I started calling people who were longtime locals who likely knew Smith. I had been working there for several months, so I had some contacts.

First, I called a shopkeeper who always said “I know everyone in Plains!” (Not that tough to do in 2000, when Plains had an estimated 783 residents.) He gave me good quotes, and then I reached a woman who had worked on Carter’s 1976 campaign. She also gave me interesting insights into Smith, who was in her 90s when she died.

The editor said I should not try to get a quote from Carter or Rosalynn. I agreed with that: Rosalynn’s mother died, so they would not want any reporters to call them on the day Smith died.
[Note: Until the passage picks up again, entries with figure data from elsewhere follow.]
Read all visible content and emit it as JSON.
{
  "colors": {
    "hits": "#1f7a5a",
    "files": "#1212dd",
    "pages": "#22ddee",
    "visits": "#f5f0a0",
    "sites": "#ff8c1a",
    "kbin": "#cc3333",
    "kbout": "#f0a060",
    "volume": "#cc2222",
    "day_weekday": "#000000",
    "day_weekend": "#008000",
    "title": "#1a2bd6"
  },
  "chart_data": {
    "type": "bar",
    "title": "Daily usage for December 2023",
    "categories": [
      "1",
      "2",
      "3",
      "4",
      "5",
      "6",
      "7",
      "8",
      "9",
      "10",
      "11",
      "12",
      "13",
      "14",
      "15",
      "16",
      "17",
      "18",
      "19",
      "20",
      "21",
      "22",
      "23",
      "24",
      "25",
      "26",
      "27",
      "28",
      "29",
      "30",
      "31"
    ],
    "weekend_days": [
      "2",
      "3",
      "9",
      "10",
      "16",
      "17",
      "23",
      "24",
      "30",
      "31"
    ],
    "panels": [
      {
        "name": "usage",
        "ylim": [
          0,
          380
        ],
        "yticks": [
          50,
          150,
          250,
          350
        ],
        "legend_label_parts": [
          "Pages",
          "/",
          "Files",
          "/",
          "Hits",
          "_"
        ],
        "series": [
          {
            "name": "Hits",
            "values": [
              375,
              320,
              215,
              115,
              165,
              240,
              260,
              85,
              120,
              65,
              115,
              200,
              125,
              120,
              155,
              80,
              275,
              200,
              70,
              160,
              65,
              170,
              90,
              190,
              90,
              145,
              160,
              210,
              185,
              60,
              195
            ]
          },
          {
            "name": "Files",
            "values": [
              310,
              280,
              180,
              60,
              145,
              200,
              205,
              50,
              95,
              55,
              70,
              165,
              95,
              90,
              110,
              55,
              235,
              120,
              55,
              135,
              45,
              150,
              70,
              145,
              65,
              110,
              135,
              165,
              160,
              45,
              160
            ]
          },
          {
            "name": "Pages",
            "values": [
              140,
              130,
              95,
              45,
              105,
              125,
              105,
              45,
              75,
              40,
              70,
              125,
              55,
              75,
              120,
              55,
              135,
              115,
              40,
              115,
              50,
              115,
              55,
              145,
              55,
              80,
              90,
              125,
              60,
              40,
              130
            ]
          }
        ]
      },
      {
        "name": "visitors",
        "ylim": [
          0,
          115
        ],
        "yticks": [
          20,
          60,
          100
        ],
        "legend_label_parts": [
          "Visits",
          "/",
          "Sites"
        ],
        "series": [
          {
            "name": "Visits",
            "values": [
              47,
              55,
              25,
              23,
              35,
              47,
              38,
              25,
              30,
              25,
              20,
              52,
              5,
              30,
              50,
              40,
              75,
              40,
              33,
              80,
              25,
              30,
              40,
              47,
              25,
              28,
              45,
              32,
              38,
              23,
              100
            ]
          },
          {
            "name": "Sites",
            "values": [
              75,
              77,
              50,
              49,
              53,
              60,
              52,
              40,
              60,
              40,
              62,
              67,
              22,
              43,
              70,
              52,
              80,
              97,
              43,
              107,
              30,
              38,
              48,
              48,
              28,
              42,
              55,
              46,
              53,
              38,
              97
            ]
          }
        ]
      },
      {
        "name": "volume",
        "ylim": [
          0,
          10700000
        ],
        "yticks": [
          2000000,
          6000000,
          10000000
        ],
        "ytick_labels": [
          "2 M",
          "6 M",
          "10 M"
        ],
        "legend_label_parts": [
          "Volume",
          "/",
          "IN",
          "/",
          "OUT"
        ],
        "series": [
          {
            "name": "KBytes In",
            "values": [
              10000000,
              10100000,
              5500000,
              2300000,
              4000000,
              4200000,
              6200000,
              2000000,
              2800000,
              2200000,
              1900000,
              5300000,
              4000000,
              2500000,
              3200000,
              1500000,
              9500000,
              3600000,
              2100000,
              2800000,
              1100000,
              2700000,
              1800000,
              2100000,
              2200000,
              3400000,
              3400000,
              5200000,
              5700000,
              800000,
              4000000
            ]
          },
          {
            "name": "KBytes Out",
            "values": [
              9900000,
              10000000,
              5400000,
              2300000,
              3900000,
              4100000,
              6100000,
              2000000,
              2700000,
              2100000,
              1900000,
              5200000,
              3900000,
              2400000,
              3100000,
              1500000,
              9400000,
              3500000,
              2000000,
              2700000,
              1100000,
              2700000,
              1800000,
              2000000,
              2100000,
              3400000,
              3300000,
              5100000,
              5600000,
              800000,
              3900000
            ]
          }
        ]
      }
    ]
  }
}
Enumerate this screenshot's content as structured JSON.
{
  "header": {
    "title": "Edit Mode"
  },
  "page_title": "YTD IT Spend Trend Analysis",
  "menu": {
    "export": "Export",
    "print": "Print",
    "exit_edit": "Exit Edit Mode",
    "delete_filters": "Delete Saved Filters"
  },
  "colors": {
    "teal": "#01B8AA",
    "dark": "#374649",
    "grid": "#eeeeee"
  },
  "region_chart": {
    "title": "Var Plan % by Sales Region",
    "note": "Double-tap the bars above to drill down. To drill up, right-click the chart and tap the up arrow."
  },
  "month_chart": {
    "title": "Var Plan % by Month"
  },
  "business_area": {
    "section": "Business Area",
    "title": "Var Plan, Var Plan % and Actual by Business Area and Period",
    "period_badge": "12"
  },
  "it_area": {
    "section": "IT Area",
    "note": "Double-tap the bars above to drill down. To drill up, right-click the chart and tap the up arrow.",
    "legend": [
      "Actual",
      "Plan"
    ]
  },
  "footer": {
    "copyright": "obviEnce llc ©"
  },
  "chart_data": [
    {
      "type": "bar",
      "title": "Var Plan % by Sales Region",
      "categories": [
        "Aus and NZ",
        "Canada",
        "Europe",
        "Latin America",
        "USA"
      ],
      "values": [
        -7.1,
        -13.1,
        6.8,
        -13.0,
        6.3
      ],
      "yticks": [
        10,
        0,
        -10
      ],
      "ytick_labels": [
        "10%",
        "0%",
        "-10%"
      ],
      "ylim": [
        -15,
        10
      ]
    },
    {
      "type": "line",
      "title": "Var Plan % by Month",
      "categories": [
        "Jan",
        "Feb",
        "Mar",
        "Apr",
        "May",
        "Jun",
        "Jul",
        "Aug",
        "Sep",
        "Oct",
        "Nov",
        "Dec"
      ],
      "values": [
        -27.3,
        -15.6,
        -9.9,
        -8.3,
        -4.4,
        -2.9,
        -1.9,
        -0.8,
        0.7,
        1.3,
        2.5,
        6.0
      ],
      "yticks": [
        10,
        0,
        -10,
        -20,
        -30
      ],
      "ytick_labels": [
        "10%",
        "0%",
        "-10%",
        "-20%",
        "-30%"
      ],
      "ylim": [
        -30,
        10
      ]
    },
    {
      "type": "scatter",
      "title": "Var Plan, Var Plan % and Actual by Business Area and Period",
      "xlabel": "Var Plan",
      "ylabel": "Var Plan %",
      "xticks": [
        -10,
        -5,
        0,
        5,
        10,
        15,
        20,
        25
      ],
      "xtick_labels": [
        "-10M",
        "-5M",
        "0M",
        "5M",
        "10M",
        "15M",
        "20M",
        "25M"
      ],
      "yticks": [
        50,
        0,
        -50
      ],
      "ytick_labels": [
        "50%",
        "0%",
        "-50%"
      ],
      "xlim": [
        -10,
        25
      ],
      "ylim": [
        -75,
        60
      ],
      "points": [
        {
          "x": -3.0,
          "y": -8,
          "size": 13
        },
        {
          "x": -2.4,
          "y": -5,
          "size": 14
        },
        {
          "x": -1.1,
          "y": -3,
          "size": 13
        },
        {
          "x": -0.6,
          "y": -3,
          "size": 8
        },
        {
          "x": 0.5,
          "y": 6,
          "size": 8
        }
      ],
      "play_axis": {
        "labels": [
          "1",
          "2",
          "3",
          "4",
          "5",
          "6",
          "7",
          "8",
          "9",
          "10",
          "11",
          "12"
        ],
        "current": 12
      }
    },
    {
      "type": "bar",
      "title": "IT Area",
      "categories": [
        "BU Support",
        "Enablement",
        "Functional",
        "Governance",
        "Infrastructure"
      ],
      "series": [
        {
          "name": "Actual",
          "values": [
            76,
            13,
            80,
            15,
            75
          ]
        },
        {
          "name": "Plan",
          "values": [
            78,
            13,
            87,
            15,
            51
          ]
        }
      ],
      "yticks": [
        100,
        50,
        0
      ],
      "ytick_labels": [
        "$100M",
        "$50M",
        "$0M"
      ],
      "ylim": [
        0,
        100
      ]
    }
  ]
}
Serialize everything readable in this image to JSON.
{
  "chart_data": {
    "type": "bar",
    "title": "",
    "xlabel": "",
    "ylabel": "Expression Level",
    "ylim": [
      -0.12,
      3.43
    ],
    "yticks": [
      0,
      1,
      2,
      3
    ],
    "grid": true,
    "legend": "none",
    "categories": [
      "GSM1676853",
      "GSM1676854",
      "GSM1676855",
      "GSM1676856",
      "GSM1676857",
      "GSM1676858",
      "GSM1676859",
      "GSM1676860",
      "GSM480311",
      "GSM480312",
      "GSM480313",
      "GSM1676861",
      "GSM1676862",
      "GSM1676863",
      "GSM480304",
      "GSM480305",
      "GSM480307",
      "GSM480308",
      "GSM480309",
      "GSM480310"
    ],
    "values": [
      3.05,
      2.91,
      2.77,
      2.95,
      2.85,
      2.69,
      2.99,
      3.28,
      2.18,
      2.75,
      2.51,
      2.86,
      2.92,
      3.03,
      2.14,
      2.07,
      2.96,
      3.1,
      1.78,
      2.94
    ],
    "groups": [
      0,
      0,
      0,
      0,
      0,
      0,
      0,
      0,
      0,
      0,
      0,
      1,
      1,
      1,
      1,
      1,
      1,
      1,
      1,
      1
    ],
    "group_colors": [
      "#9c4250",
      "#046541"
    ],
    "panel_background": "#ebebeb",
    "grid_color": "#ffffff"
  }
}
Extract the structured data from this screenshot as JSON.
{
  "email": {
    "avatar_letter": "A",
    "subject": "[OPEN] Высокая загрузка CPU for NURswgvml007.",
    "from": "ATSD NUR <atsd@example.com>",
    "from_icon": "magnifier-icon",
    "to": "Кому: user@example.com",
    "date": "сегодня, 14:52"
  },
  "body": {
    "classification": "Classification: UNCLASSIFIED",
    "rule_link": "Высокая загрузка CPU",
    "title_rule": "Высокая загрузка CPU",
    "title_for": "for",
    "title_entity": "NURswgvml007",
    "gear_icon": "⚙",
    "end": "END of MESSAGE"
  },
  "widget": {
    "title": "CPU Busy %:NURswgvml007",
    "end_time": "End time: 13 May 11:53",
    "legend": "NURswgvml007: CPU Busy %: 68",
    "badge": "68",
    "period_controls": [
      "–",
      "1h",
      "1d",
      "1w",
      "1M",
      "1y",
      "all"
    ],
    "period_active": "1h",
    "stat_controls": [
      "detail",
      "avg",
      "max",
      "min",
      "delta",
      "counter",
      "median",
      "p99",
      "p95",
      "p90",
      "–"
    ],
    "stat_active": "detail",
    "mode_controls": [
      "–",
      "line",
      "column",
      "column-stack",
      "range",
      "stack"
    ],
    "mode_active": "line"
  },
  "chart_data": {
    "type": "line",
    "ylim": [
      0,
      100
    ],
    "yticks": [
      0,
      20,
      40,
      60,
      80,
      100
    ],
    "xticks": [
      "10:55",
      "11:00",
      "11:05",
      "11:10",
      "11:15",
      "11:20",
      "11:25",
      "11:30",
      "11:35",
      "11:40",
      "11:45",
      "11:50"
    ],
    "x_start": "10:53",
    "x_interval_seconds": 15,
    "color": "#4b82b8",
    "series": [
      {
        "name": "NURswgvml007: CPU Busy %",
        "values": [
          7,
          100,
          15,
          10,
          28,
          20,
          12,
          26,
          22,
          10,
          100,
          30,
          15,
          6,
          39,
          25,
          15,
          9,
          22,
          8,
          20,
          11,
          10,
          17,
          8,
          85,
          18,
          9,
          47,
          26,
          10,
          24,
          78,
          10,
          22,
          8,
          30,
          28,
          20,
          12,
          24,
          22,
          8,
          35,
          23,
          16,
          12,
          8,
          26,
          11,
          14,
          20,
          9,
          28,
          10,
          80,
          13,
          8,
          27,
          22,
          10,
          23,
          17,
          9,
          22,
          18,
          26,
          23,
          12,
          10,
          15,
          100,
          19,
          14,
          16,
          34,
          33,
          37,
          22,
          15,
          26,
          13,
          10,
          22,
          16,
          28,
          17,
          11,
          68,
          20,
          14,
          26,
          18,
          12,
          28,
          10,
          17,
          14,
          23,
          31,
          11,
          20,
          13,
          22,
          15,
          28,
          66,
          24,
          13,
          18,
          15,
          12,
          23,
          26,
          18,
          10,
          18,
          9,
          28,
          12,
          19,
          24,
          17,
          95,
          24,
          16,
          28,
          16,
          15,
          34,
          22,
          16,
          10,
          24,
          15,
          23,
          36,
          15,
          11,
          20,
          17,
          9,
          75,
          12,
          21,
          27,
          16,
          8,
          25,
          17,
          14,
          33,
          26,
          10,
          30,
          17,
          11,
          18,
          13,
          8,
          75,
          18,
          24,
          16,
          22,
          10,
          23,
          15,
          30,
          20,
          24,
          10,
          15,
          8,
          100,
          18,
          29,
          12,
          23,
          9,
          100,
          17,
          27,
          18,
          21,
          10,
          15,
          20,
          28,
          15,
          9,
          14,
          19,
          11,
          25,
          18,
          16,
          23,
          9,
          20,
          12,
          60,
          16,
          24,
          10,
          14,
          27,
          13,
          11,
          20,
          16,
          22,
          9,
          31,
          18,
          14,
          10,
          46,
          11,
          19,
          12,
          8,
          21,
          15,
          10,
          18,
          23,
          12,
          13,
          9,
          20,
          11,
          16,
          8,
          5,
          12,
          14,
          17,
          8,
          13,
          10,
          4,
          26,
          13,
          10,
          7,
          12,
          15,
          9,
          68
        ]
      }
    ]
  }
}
Yet the press, especially in Georgia, would seek to write an obituary of the mother of a former first lady.

Lillian was an avid reader who always encouraged her four children to read. 

“I remember rainy afternoons with her, me and Jimmy lying across the bed, reading,” his sister Gloria once said. “ I’ll tell you what kind of a mother she was: I asked her to teach me how to play bridge. She handed me Ely Culbertson’s book and said, ‘Memorize this, and you can play.’”

 Twenty-three years after her mother died, Rosalynn is age 95. Her husband Jimmy, at 98, is in hospice care. They bought their home for $167,000 in 1960. Carter is likely reviewing the meaningful people in his life. Lillian is one, with her compassion, wit and understanding of people. She even knew how to handle 100 fraternity men at Auburn University, in the late 1950s and early 1960s. 

Greg Markley moved to Lee County in 1996. He has a master’s in education from AUM and a master’s in history from Auburn University. He taught politics as an adjunct in Georgia and Alabama.